Friday, 28 January 2011
When did you last walk through a graveyard at night? Perhaps you did it for a dare, or maybe it was just a shortcut home. Whatever the reason for your nocturnal diversion, did you at anytime feel a little uneasy? Perhaps you felt you were not entirely alone. Or maybe you just felt a nervous kind of excitement. You would be forgiven if you had experienced any of the above, bearing in mind your close proximity to the residents residing therein. That in itself is surely enough to make even the most skeptical feel, shall we say - apprehensive.
There will always be those with a more ghoulish and fanciful outlook to their immediate surroundings. Those who will contemplate with a morbid curiosity their own proximity to death, consider that just *six feet down* and in all directions lay the remains of countless corpses in various stages of decomposition. It is easy to see why the imagination can run riot when courting such thoughts in such places.
It is not surprising graveyards have gained a reputation for being haunted (see churches in sidebar) after all, are they not the perfect stage to have inspired many an author of ghost fiction to put pen to paper. It is understandable then, that some folk feel a sense of unease when entering these gardens of the dead, especially at night, when it is felt by some that they take on a sombre, brooding and occasionally menacing ambiance. Tall imposing shadows, cast by numerous lichen encrusted headstones; the more elaborate being those of angels cast in stone, their grey weathered faces eternally set in mournful repose as they gaze down upon neglected, forgotten graves who's inscriptions have long since been lost to times erosion. The quiet of the night is split by the eerie cry of the owl and the tortured squeal of its catch which echo hauntingly through the darkness. An amorphous mist that no graveyard at night is complete without, its icy fingers caressing and entwining the graves, its presence made all the more spectral by the light from a full moon. Then there are the watchers; someone or something is out there, watching, waiting and I don’t mean the resident winos and junkies who frequent such places, all to eager to familiarizing themselves with their fast approaching final destination. No! I refer to the 'otherworldly', the unseen menace lurking in the shadows, the grisly ghouls, the soul collectors, the tomb-hoppers, your worse nightmares - brrrr!

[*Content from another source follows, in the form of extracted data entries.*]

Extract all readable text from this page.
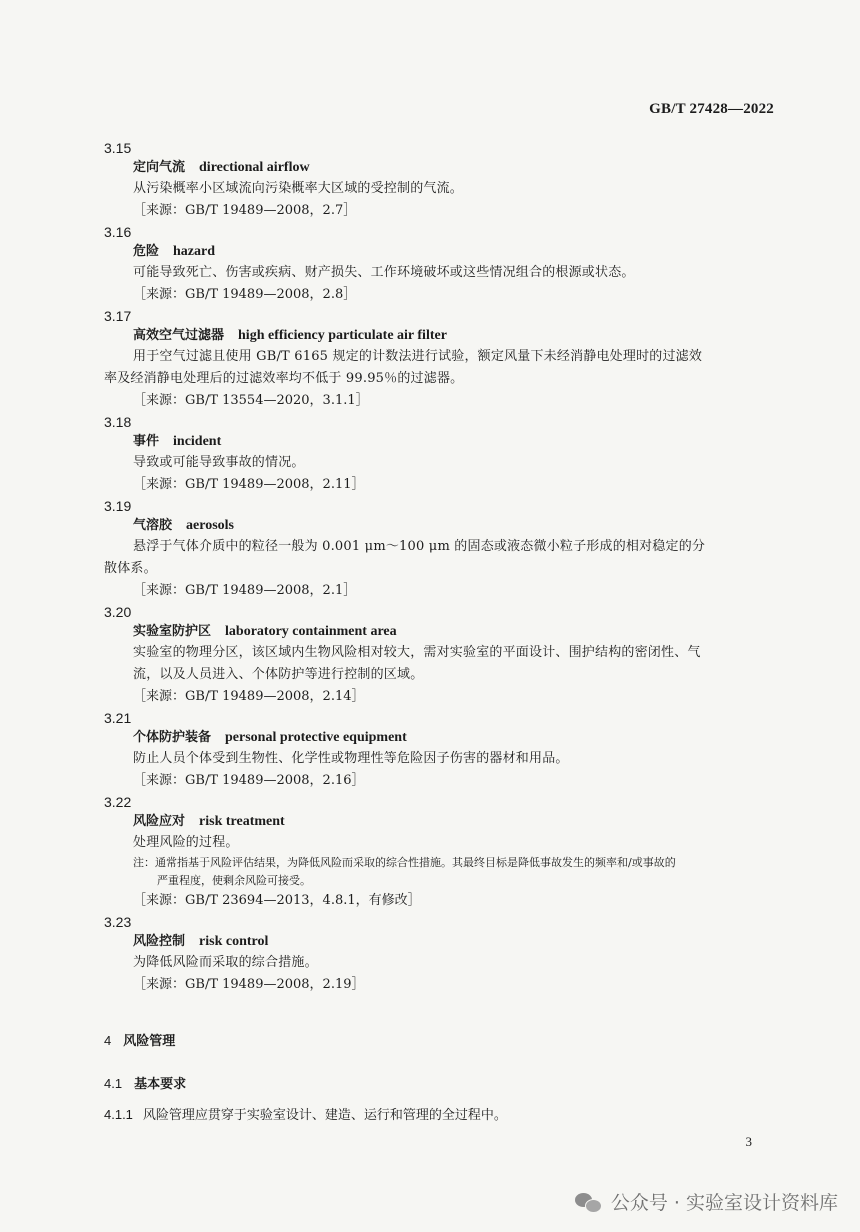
GB/T 27428—2022
3.15
定向气流 directional airflow
从污染概率小区域流向污染概率大区域的受控制的气流。
［来源：GB/T 19489—2008，2.7］
3.16
危险 hazard
可能导致死亡、伤害或疾病、财产损失、工作环境破坏或这些情况组合的根源或状态。
［来源：GB/T 19489—2008，2.8］
3.17
高效空气过滤器 high efficiency particulate air filter
用于空气过滤且使用 GB/T 6165 规定的计数法进行试验，额定风量下未经消静电处理时的过滤效
率及经消静电处理后的过滤效率均不低于 99.95％的过滤器。
［来源：GB/T 13554—2020，3.1.1］
3.18
事件 incident
导致或可能导致事故的情况。
［来源：GB/T 19489—2008，2.11］
3.19
气溶胶 aerosols
悬浮于气体介质中的粒径一般为 0.001 μm～100 μm 的固态或液态微小粒子形成的相对稳定的分
散体系。
［来源：GB/T 19489—2008，2.1］
3.20
实验室防护区 laboratory containment area
实验室的物理分区，该区域内生物风险相对较大，需对实验室的平面设计、围护结构的密闭性、气
流，以及人员进入、个体防护等进行控制的区域。
［来源：GB/T 19489—2008，2.14］
3.21
个体防护装备 personal protective equipment
防止人员个体受到生物性、化学性或物理性等危险因子伤害的器材和用品。
［来源：GB/T 19489—2008，2.16］
3.22
风险应对 risk treatment
处理风险的过程。
注：通常指基于风险评估结果，为降低风险而采取的综合性措施。其最终目标是降低事故发生的频率和/或事故的
严重程度，使剩余风险可接受。
［来源：GB/T 23694—2013，4.8.1，有修改］
3.23
风险控制 risk control
为降低风险而采取的综合措施。
［来源：GB/T 19489—2008，2.19］
4 风险管理
4.1 基本要求
4.1.1 风险管理应贯穿于实验室设计、建造、运行和管理的全过程中。
3
公众号 · 实验室设计资料库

There are some who are convinced that the closer to the dead they can get, the better chance of encountering a ghost, so where better to start than in a graveyard. I‘m not altogether convinced such places are likely to yield any better results than anywhere else. I can’t help thinking why a ghost would want to waste time haunting its own grave, when there is so much more fun to be had scaring the pants of folk elsewhere, but then am I in danger of attributing a ghost with a modicum of intelligence to be able to make that decision.
From my own experience of graveyards and I’ve visited a few, they have always been environments that positively encourage quiet contemplation. It’s almost as if the cacophony of the 21st century has been purposely muffled, possibly by the influence of those that reside therein; now there's a thought. I have never found graveyards intimidating or scary but then I don‘t wonder them in the dead of night, well not if I can help it.
When I have walk amongst the spires, crosses, plaques and seraphim, each a symbol of death's ultimate victory over the living and each bearing an epitaph to those who are no loner with us only fills me with melancholy, especially when I come across the graves of children, snatched from a life only just begun.
From the day we are born, death stalks us, it hides in the shadows, never hurrying but always vigilant. Life is precariously balanced and it takes very little to tip that balance.
There is, in my opinion, little mileage to be found looking for ghosts of the dead in graveyards. If you're looking for death, then don't bother as death will ultimately find you and when that day comes, as it surely will, then we will join in sleep those who we now walk amongst.
*Six Feet Down*
The directive that bodies should be buried 6 feet down dates back to the Bubonic Plague of 1665, where is was thought that at such a depth there was little or no chance of infection spreading and also deep enough to prevent scavengers digging up infected corpses. Today however, the depth at which a coffin may be interred is a little less stringent and in some parishes in the U.K. it is permitted to bury a body in little more than 30 inches of soil.
'I saw an angel in the marble and I chiselled until I set him free'.